Auf die Frage, was die größten Probleme für Alltagsradfahrer in der Stadt seien, äußerte sich Bernhard Herrmann. "Wir bauen hier immer mehr große Trassen, die auch mehr Autos anziehen und in die Stadt hineinleiten. Wir müssen auch im Sinne des Klimaschutzes anfangen, die Verkehrsräume anders aufzuteilen und den Stadtverkehr entschleunigen", unterstrich er und wünsche sich unter anderem mehr Wegweisungen für Radwege und radfahrerfreundliche Kreuzungen. Er kritisierte wie alle Teilnehmer das Fehlen eines eindeutigen Radverkehrsnetz vor allem in der Innenstadt.
Der passionierte Radfahrer Heiko Schinkitz pflichtete bei: "Das Verkehrskonzept sollte zukünftig Mobilitätskonzept heißen, Ziel muss eine Verkehrswende sein. Die Radverkehrskonzeption von 2012 sollte noch intensiver zur Umsetzung kommen", sagte er. Das ausgegebene Ziel, den Anteil der Radfahrer unter allen Verkehrsteilnehmern auf zwölf Prozent zu erhöhen, sei klar verfehlt worden. Falk Ulbrich führte die Ausführungen fort. "Wir sind in der Stadt personell unterbesetzt mit 1,5 Stellen.
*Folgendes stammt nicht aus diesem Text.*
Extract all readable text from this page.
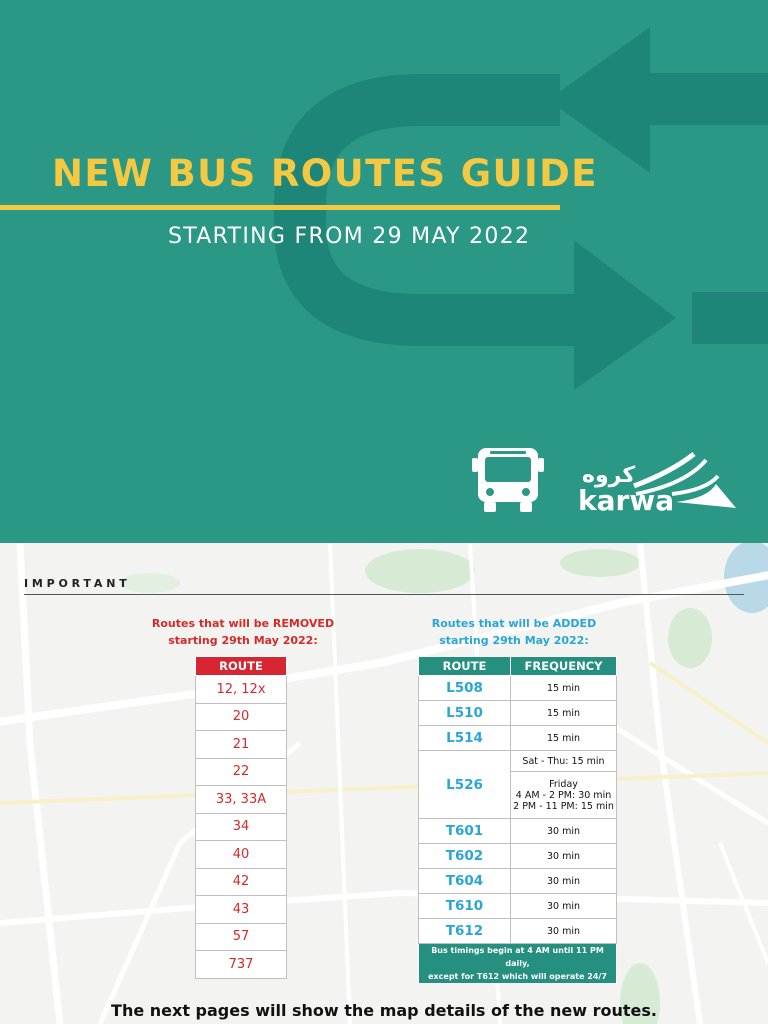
NEW BUS ROUTES GUIDE
STARTING FROM 29 MAY 2022
كروه
karwa
IMPORTANT
Routes that will be REMOVED
starting 29th May 2022:
Routes that will be ADDED
starting 29th May 2022:
ROUTE
12, 12x
20
21
22
33, 33A
34
40
42
43
57
737
ROUTE	FREQUENCY
L508	15 min
L510	15 min
L514	15 min
L526	Sat - Thu: 15 min

	Friday
4 AM - 2 PM: 30 min
2 PM - 11 PM: 15 min

T601	30 min
T602	30 min
T604	30 min
T610	30 min
T612	30 min

Bus timings begin at 4 AM until 11 PM daily,
except for T612 which will operate 24/7	
The next pages will show the map details of the new routes.
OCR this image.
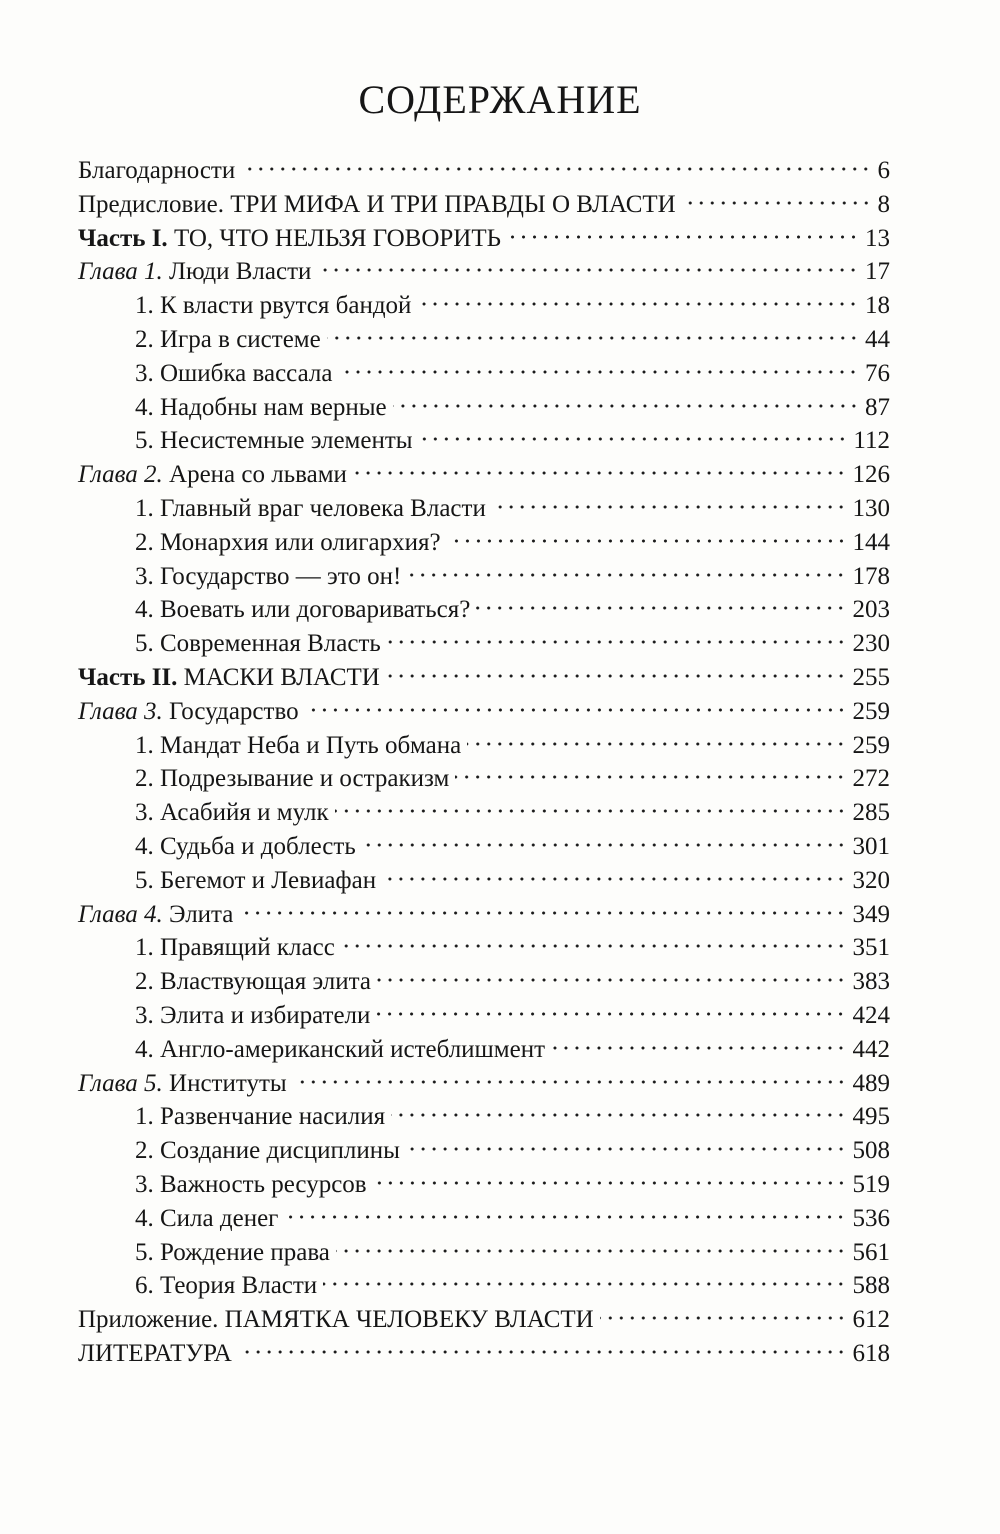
СОДЕРЖАНИЕ
Благодарности	6
Предисловие. ТРИ МИФА И ТРИ ПРАВДЫ О ВЛАСТИ	8
Часть I. ТО, ЧТО НЕЛЬЗЯ ГОВОРИТЬ	13
Глава 1. Люди Власти	17
1. К власти рвутся бандой	18
2. Игра в системе	44
3. Ошибка вассала	76
4. Надобны нам верные	87
5. Несистемные элементы	112
Глава 2. Арена со львами	126
1. Главный враг человека Власти	130
2. Монархия или олигархия?	144
3. Государство — это он!	178
4. Воевать или договариваться?	203
5. Современная Власть	230
Часть II. МАСКИ ВЛАСТИ	255
Глава 3. Государство	259
1. Мандат Неба и Путь обмана	259
2. Подрезывание и остракизм	272
3. Асабийя и мулк	285
4. Судьба и доблесть	301
5. Бегемот и Левиафан	320
Глава 4. Элита	349
1. Правящий класс	351
2. Властвующая элита	383
3. Элита и избиратели	424
4. Англо-американский истеблишмент	442
Глава 5. Институты	489
1. Развенчание насилия	495
2. Создание дисциплины	508
3. Важность ресурсов	519
4. Сила денег	536
5. Рождение права	561
6. Теория Власти	588
Приложение. ПАМЯТКА ЧЕЛОВЕКУ ВЛАСТИ	612
ЛИТЕРАТУРА	618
Man kann viel planen, aber man braucht Geld, um das Ganze auch umsetzen können" so der CDU-Stadtrat. Man habe kein Netz geschaffen, sondern nur Linien aufgemalt, wo es gerade passend war", Dem pflichtete auch Hannelore Meinhold aus dem Publikum bei. "Ich fahre so oft es geht mit dem Rad, auch durch die Stadt. "Ich frage, mich, wer die Radwege in Chemnitz anlegt. Das ist pures Stückwerk. Ein Beispiel ist die Zschopauer Straße, wo ich oft unterwegs bin", kritisierte die 79-Jährige und schlug klare Markierungen und Piktogramme, die auch Warnzeichen für PKW-Fahrer darstellen, vor. "Ich werde dennoch das Auto in der Stadt meiden", fügte die Rentnerin hinzu.
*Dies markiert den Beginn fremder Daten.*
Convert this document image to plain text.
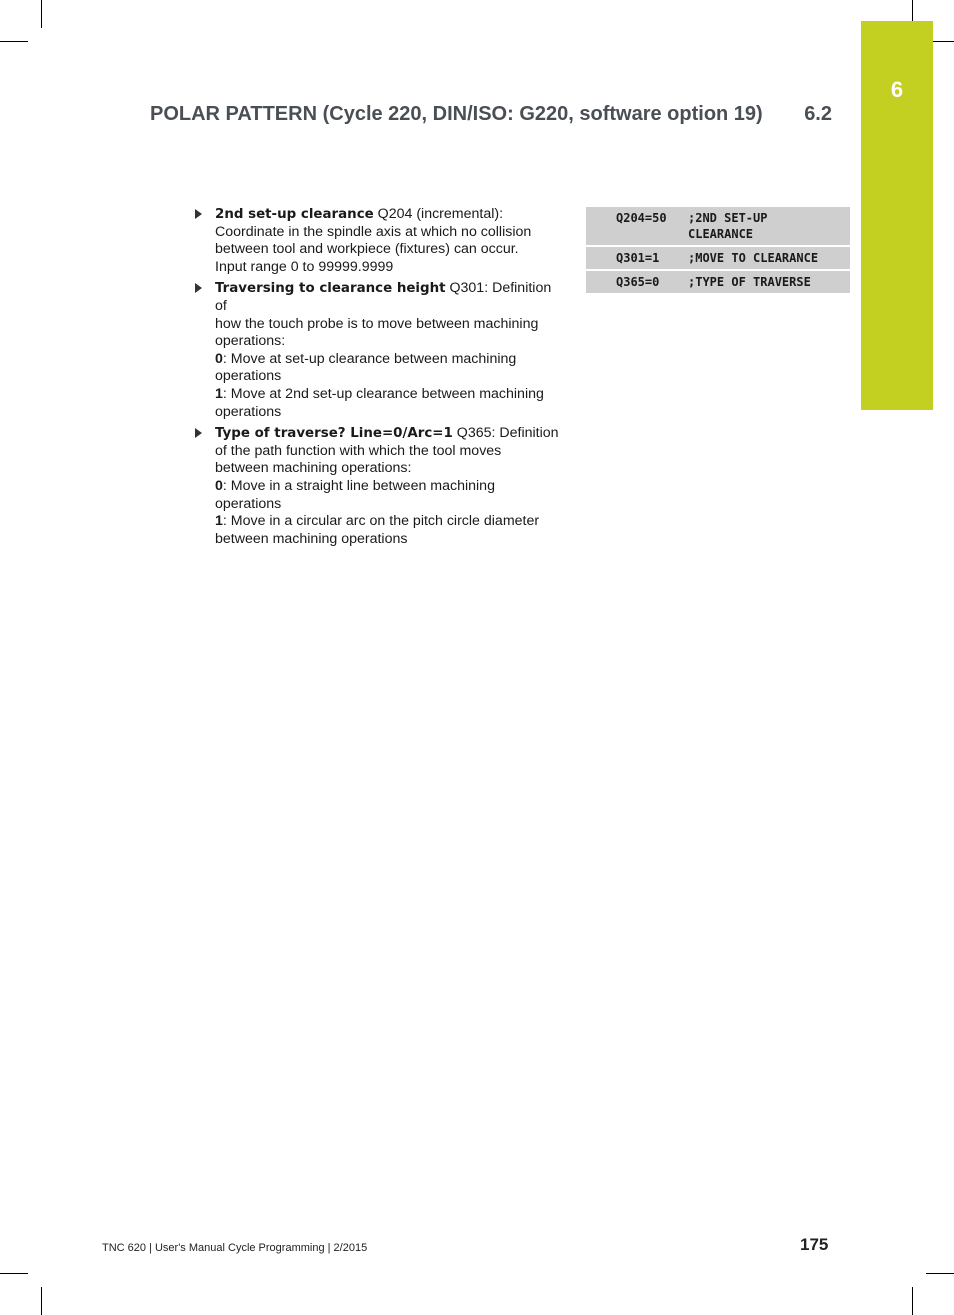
6
POLAR PATTERN (Cycle 220, DIN/ISO: G220, software option 19) 6.2
2nd set-up clearance Q204 (incremental):
Coordinate in the spindle axis at which no collision
between tool and workpiece (fixtures) can occur.
Input range 0 to 99999.9999
Traversing to clearance height Q301: Definition of
how the touch probe is to move between machining
operations:
0: Move at set-up clearance between machining
operations
1: Move at 2nd set-up clearance between machining
operations
Type of traverse? Line=0/Arc=1 Q365: Definition
of the path function with which the tool moves
between machining operations:
0: Move in a straight line between machining
operations
1: Move in a circular arc on the pitch circle diameter
between machining operations
Q204=50	;2ND SET-UP
CLEARANCE
Q301=1	;MOVE TO CLEARANCE
Q365=0	;TYPE OF TRAVERSE
TNC 620 | User's Manual Cycle Programming | 2/2015	175
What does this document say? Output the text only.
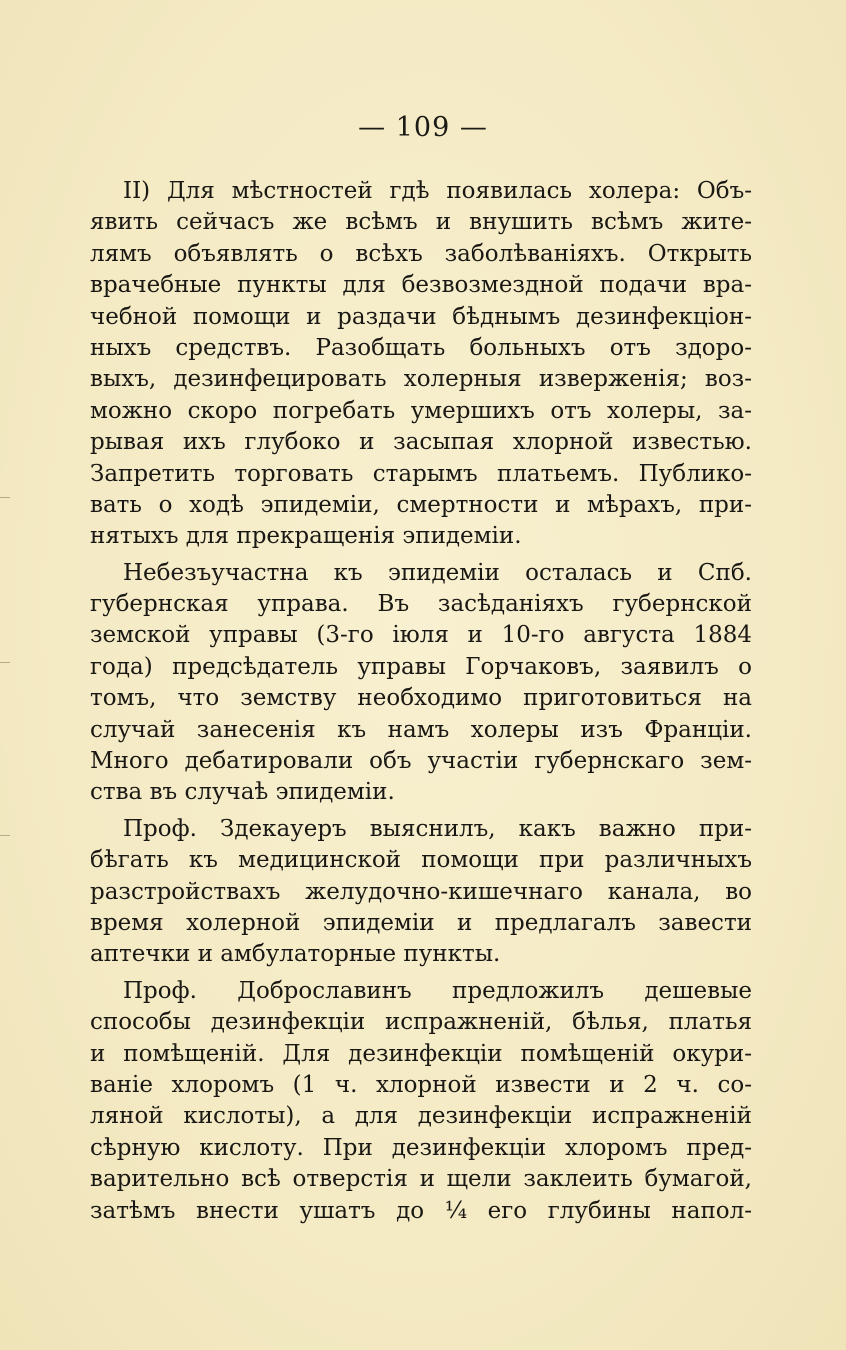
— 109 —
II) Для мѣстностей гдѣ появилась холера: Объ-
явить сейчасъ же всѣмъ и внушить всѣмъ жите-
лямъ объявлять о всѣхъ заболѣваніяхъ. Открыть
врачебные пункты для безвозмездной подачи вра-
чебной помощи и раздачи бѣднымъ дезинфекціон-
ныхъ средствъ. Разобщать больныхъ отъ здоро-
выхъ, дезинфецировать холерныя изверженія; воз-
можно скоро погребать умершихъ отъ холеры, за-
рывая ихъ глубоко и засыпая хлорной известью.
Запретить торговать старымъ платьемъ. Публико-
вать о ходѣ эпидеміи, смертности и мѣрахъ, при-
нятыхъ для прекращенія эпидеміи.
Небезъучастна къ эпидеміи осталась и Спб.
губернская управа. Въ засѣданіяхъ губернской
земской управы (3-го іюля и 10-го августа 1884
года) предсѣдатель управы Горчаковъ, заявилъ о
томъ, что земству необходимо приготовиться на
случай занесенія къ намъ холеры изъ Франціи.
Много дебатировали объ участіи губернскаго зем-
ства въ случаѣ эпидеміи.
Проф. Здекауеръ выяснилъ, какъ важно при-
бѣгать къ медицинской помощи при различныхъ
разстройствахъ желудочно-кишечнаго канала, во
время холерной эпидеміи и предлагалъ завести
аптечки и амбулаторные пункты.
Проф. Доброславинъ предложилъ дешевые
способы дезинфекціи испражненій, бѣлья, платья
и помѣщеній. Для дезинфекціи помѣщеній окури-
ваніе хлоромъ (1 ч. хлорной извести и 2 ч. со-
ляной кислоты), а для дезинфекціи испражненій
сѣрную кислоту. При дезинфекціи хлоромъ пред-
варительно всѣ отверстія и щели заклеить бумагой,
затѣмъ внести ушатъ до ¼ его глубины напол-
Forderung: Mehr Personal und mehr Geld
Was kann der zukünftige Stadtrat dafür tun, um die schlechte Note beim Fahrradklima-Test und somit das Wohlfühlgefühl für Chemnitzer Radfahrer zu verbessern? Jörg Vieweg schlägt vor: "Die Straße muss für Alle da sein, also gleichberechtigt für Auto- und Radfahrradfahrer. Wichtig ist, dass die Radverkehrsplanung auf Augenhöhe mit der Straßenplanung geschieht", betont der Landtagsabgeordnete. Bernhard Herrmann plädiert für eindeutig zugewiesene Gelder für den Ausbau des Radnetzes. "Wir sind verschuldet in der Infrastruktur aber nicht auf dem Konto", fügt er hinzu. Konkret machte Falk Ulbrich den Vorschlag, den Investitionsrückstau mit 1 bis 1,5 Millionen in die Umsetzung der Radverkehrskonzeption abzubauen. "Wir müssen dringend die Personalsituation verbessern und die Versäumnisse in der Haushaltspolitik aufholen. Andere Großstädte haben teilweise sechs bis acht Radverantwortliche", sagte Ulbrich.
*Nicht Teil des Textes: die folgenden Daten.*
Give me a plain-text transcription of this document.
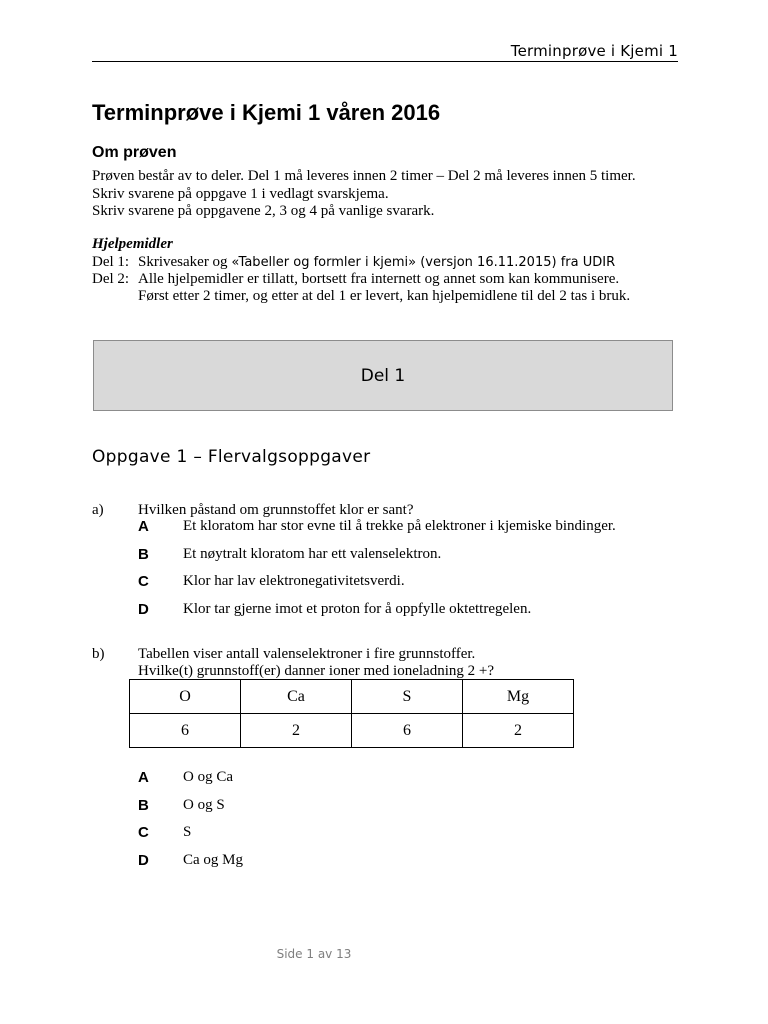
Terminprøve i Kjemi 1
Terminprøve i Kjemi 1 våren 2016
Om prøven
Prøven består av to deler. Del 1 må leveres innen 2 timer – Del 2 må leveres innen 5 timer.
Skriv svarene på oppgave 1 i vedlagt svarskjema.
Skriv svarene på oppgavene 2, 3 og 4 på vanlige svarark.
Hjelpemidler
Del 1: Skrivesaker og «Tabeller og formler i kjemi» (versjon 16.11.2015) fra UDIR
Del 2: Alle hjelpemidler er tillatt, bortsett fra internett og annet som kan kommunisere.
Først etter 2 timer, og etter at del 1 er levert, kan hjelpemidlene til del 2 tas i bruk.
Del 1
Oppgave 1 – Flervalgsoppgaver
a) Hvilken påstand om grunnstoffet klor er sant?
A Et kloratom har stor evne til å trekke på elektroner i kjemiske bindinger.
B Et nøytralt kloratom har ett valenselektron.
C Klor har lav elektronegativitetsverdi.
D Klor tar gjerne imot et proton for å oppfylle oktettregelen.
b) Tabellen viser antall valenselektroner i fire grunnstoffer.
Hvilke(t) grunnstoff(er) danner ioner med ioneladning 2 +?
O	Ca	S	Mg
6	2	6	2
A O og Ca
B O og S
C S
D Ca og Mg
Side 1 av 13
Auch aktuelle Sicherheitsrisiken und Unattraktivitäten im aktuellen Radwegenetz müssten beseitigt werden, betont Lutz Gläser. "Ich denke da besonders an die Zwickauer Straße oder die undurchsichtige Situation am Stefan-Heym-Platz. Es schreckt Radfahrer eher ab", so der FDP-Stadtratskandidat. Visionär und in die Zukunft schauend, äußerte Toni Rotter, der für die Wählervereinigung Chemnitz für Alle kandidiert. "Ich bin für 30 Prozent Radfahrer im Jahr 2030. Bis dahin müssen wir die Innenstadt attraktiv mit sinnvoll kreuzbaren Radwegen, Ladestation für E-Bikes aufstellen und ein geschlossenes Radwegenetz schaffen".